Aunt Glenan was the strong-willed family planner who did not invite you to dinner so much as issue a command performance, and who loved nothing more than pulling together her six children, plus their spouses and children and their children for big, chaotic, home-cooked potlucks.
After my mom died in 2001, she forcefully told me I was not to come to the estate sale she would run at my mom’s house. I should take anything I wanted in advance, put a price on anything I felt strongly about, then get out of her way. She drafted her kids to work, then delivered me an envelope of cash and an emptied house.
It wasn’t immediately thereafter, but still thinking of my mom and how grateful I was for my aunt’s support, one night I had an intensely vivid dream that I should take my uber-Catholic aunt to Rome for Easter.
I called to ask if she’d like to go with me to see what was likely to be Pope John Paul II’s last Easter mass, and at first, she offered excuses about money and her health … then she realized I was offering a gift from the modest life insurance my mom had left me.
Once she believed I was serious, she quickly began preparations, including getting her first-ever passport and asking her parish priest to help secure seats at the Vatican.
It was a difficult trip in numerous ways. I love to explore cities on foot and I hadn’t expected walking even short distances to be as tough for her as it was. I wanted to eat authentic Italian in small, local restaurants, while she found it frustrating when no one spoke English and she couldn’t get Italian like she recognized it from back home. I loved drinking house red wine while she grumbled about the price of Diet Pepsi but got it anyway.
I began to wonder if I’d made a mistake. Traveling with someone can test your relationship and I worried we were too out of sync for either of us to enjoy ourselves.
I had long since left the Catholic church so the payoff of Easter was for her, not me. Or so I thought. The Easter Sunday crowd was huge, the line was long, it was tough to hear, but knowing how much it meant to her to take communion at the Vatican on the holiest of days told my heart that my dream was right. It wasn’t easy, but I’d been able to give her something she would have never done otherwise.

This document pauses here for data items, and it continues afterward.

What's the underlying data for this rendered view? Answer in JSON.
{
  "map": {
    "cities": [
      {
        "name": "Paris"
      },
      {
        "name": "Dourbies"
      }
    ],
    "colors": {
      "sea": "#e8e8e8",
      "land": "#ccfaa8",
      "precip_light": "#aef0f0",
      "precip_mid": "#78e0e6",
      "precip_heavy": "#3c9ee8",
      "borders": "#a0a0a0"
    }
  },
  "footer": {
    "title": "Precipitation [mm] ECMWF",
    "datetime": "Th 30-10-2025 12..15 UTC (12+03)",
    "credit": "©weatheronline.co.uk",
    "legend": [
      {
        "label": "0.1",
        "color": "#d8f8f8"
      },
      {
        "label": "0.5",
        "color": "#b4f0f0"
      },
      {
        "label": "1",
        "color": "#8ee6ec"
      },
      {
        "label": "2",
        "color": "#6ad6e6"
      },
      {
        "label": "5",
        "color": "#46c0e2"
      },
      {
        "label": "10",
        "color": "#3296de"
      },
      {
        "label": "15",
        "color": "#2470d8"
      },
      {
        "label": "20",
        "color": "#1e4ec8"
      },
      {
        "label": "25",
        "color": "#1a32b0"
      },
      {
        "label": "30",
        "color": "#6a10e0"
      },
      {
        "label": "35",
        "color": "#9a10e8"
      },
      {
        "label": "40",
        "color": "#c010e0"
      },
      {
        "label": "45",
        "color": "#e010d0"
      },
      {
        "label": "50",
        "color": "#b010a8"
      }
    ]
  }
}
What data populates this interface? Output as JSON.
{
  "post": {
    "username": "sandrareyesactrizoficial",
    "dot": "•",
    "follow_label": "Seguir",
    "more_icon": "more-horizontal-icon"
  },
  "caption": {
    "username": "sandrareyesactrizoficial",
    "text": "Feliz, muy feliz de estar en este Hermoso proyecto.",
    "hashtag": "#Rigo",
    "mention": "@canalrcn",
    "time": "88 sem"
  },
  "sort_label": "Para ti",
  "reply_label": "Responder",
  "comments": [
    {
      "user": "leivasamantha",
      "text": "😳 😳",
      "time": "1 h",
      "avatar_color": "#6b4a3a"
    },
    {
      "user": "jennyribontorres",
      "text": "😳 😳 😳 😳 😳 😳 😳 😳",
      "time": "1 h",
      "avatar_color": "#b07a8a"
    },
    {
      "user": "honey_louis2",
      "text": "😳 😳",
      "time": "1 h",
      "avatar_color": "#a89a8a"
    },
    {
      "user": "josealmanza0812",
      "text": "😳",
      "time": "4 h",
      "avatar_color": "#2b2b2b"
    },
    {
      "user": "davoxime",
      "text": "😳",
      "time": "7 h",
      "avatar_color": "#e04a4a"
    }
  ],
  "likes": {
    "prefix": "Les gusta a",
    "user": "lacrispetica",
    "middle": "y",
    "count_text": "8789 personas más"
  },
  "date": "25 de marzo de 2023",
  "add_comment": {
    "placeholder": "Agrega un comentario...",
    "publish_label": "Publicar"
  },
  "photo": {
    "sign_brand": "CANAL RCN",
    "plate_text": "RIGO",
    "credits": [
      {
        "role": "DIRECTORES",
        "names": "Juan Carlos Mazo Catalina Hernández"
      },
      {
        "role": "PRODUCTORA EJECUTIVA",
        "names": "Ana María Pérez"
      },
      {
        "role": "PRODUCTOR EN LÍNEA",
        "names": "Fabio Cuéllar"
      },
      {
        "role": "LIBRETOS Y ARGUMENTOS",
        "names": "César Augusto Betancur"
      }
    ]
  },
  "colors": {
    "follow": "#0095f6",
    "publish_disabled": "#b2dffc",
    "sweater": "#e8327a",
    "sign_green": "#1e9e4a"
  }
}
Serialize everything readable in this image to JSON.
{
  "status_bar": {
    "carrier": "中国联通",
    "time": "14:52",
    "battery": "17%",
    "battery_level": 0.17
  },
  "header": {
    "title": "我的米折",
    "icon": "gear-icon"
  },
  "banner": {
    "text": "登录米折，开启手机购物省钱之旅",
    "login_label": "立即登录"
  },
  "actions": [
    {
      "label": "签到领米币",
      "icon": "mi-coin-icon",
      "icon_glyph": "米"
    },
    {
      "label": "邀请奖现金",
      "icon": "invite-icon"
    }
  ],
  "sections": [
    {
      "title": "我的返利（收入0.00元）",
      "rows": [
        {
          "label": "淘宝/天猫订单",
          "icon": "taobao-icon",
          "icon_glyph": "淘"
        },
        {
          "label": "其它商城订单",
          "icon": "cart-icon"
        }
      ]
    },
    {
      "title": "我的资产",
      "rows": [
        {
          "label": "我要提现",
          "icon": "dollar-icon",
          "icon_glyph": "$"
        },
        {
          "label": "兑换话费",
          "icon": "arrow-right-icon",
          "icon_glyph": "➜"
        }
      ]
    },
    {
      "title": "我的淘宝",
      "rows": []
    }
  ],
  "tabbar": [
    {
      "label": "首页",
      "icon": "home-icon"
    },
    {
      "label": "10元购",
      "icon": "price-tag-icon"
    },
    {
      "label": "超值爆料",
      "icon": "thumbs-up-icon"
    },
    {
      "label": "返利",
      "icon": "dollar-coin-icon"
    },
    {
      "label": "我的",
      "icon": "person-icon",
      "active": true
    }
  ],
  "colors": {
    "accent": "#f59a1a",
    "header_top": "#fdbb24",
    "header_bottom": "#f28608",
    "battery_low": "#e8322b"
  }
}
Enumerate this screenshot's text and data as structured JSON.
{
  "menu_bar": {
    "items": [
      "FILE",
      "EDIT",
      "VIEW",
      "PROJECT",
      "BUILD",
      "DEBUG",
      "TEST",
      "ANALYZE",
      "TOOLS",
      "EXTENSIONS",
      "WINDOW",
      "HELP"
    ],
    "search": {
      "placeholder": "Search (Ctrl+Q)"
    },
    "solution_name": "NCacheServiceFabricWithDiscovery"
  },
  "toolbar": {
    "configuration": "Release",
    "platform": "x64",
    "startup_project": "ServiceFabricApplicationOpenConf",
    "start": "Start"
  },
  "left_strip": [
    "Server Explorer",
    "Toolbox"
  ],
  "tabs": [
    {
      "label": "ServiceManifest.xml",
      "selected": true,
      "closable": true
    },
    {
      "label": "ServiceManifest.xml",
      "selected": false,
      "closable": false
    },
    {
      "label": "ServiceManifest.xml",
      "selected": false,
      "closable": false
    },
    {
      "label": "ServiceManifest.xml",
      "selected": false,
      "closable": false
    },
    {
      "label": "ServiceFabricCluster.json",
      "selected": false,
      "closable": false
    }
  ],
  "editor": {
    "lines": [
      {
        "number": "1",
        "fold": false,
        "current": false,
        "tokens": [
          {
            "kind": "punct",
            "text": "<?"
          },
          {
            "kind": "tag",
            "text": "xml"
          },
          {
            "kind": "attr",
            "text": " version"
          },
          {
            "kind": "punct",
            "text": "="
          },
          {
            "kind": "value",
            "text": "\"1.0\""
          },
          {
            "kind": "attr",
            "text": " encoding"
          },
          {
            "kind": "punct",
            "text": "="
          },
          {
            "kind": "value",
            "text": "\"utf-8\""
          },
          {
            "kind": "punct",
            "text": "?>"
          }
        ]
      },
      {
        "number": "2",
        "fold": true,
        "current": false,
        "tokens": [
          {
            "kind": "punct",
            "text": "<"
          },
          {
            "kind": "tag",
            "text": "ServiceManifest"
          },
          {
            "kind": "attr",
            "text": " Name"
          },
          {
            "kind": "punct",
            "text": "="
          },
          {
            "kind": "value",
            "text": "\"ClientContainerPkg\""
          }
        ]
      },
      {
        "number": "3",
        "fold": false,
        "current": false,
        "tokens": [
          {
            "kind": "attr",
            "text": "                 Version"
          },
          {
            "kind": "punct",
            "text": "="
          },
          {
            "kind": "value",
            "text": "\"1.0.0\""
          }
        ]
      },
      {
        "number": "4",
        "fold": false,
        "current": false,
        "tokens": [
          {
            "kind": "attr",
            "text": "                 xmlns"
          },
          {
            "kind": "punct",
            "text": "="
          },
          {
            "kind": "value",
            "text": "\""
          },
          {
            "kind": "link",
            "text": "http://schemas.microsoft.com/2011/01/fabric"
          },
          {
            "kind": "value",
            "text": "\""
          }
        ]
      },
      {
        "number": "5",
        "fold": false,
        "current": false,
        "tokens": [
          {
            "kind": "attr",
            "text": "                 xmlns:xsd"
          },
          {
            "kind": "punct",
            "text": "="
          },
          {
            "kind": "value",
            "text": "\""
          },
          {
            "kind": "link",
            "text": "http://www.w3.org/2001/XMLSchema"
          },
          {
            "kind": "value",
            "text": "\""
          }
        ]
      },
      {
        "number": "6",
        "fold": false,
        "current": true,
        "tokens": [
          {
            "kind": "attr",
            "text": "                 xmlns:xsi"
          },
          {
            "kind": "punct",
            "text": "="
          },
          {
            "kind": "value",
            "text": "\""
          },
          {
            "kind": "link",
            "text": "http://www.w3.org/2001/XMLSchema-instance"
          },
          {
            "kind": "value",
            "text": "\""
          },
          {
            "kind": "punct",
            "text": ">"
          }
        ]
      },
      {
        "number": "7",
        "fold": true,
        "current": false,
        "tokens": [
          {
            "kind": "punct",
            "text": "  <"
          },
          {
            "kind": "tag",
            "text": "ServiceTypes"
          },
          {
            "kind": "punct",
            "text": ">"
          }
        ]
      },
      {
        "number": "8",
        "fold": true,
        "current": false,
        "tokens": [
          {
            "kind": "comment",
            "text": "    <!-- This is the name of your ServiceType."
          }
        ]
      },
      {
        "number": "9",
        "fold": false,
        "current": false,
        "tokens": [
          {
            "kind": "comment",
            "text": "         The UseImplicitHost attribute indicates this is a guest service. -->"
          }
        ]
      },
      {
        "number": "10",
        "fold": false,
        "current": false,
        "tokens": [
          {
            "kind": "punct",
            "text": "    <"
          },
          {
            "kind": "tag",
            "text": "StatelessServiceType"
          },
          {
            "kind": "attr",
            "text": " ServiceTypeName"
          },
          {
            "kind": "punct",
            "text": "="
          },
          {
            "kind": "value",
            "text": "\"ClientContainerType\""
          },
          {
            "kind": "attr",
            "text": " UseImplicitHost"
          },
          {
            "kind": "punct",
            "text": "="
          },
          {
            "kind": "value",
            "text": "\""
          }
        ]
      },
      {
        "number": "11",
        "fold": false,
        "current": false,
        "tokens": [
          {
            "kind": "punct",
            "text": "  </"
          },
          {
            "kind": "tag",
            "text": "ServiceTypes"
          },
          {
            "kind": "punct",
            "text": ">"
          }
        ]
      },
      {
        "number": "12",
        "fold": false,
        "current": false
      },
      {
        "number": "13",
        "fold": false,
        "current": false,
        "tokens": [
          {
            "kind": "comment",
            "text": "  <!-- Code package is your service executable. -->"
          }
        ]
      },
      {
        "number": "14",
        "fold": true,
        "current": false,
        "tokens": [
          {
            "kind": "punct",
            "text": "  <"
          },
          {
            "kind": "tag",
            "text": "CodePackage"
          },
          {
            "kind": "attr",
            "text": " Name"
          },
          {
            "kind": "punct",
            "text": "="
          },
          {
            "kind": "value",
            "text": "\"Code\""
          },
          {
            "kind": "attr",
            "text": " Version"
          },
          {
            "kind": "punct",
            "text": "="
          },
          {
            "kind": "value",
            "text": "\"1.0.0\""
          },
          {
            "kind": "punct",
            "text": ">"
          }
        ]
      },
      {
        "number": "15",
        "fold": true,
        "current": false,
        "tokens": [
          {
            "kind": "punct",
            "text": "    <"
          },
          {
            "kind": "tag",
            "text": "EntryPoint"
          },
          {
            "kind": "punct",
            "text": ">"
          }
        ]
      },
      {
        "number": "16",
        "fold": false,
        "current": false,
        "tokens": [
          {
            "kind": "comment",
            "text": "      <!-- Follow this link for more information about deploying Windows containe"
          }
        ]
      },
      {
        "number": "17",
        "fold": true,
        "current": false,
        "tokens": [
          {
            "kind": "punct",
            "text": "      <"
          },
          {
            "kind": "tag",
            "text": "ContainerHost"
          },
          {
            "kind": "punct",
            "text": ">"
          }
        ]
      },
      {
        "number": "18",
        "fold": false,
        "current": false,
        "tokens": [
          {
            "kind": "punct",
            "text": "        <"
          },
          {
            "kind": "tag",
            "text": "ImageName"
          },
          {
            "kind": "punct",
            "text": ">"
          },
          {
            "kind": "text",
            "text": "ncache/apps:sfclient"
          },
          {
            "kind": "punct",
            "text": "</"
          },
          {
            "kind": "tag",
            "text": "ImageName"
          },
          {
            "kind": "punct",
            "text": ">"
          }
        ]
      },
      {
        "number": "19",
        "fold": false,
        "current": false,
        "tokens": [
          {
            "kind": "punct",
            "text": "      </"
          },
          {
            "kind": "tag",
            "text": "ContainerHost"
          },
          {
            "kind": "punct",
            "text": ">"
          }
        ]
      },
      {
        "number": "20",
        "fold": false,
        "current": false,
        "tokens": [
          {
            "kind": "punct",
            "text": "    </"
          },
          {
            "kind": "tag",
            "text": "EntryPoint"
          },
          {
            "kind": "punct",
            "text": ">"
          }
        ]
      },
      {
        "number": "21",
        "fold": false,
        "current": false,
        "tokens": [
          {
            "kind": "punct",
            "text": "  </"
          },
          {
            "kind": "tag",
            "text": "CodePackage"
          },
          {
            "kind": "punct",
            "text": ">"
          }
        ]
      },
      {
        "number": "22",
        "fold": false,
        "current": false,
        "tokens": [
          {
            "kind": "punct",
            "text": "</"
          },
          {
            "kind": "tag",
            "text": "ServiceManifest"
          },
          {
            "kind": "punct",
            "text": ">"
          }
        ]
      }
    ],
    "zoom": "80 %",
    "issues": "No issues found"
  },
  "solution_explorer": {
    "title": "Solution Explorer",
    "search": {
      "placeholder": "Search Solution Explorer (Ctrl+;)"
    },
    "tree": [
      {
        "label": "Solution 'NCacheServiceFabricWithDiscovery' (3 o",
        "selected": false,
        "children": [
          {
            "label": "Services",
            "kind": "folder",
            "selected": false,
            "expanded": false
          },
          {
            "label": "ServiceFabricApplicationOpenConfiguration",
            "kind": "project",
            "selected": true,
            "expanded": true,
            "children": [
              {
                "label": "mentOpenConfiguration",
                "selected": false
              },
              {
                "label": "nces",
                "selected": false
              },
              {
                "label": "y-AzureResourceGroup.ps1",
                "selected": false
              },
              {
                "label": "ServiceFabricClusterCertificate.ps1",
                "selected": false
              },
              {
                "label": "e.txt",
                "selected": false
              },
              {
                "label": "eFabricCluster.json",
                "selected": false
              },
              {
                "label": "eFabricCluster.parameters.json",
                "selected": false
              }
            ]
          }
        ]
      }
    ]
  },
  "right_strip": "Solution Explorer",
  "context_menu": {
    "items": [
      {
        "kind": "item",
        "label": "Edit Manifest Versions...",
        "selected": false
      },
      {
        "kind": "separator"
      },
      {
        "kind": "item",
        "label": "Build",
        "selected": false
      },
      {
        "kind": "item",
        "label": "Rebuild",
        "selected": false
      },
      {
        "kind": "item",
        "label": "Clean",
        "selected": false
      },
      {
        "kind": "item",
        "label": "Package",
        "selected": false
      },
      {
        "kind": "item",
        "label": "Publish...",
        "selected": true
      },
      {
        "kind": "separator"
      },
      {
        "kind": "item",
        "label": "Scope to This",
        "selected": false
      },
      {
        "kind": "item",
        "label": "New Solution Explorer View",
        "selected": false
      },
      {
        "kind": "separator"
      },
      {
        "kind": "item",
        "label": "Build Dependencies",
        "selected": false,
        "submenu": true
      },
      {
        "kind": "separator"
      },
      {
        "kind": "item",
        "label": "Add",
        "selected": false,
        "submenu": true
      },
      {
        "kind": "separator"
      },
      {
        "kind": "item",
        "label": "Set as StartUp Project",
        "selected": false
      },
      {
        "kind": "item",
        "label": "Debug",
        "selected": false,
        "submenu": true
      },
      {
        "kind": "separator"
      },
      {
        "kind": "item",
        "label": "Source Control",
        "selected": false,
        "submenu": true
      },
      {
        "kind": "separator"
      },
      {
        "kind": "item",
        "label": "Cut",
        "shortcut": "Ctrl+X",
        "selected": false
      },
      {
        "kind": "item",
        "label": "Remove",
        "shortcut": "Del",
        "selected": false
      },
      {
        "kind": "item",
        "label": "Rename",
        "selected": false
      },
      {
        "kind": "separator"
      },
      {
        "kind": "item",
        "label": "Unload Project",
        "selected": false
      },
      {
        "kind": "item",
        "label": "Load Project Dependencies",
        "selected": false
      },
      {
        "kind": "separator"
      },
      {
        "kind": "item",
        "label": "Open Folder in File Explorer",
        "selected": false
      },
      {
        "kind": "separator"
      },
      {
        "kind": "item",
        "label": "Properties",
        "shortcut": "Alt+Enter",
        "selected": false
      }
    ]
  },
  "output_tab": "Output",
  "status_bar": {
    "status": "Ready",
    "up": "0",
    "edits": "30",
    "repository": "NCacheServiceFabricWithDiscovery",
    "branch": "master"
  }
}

One night when we were back at the hotel, and she said she was too tired to go do anything more, we sat in her room and talked for hours. She didn’t have to tend something on the stove or hustle around with other hostess duties, she could just sit and relax, something I’d rarely seen her do. For that alone, it was worth flying to another continent.
At my aunt’s funeral, she laid in her casket holding a rosary she bought in Rome on our trip. My cousin insisted I take it afterward.
It doesn’t mean the same thing to me that it did to Aunt Glennie. For her, it was a holy tool for prayer and reflection. To me, it’s a reminder to follow my heart toward expressions of love and gratitude, even if they seem a little crazy, even if they’re difficult. That showing affection and gratitude means meeting people where they are, loving them for who they are, even when it’s challenging.
Aunt Glennie’s birthday is coming up Monday, the first since she’s been gone. I don’t think I’ll pray the rosary but I will give a prayer of thanks for that difficult, wonderful shared memory.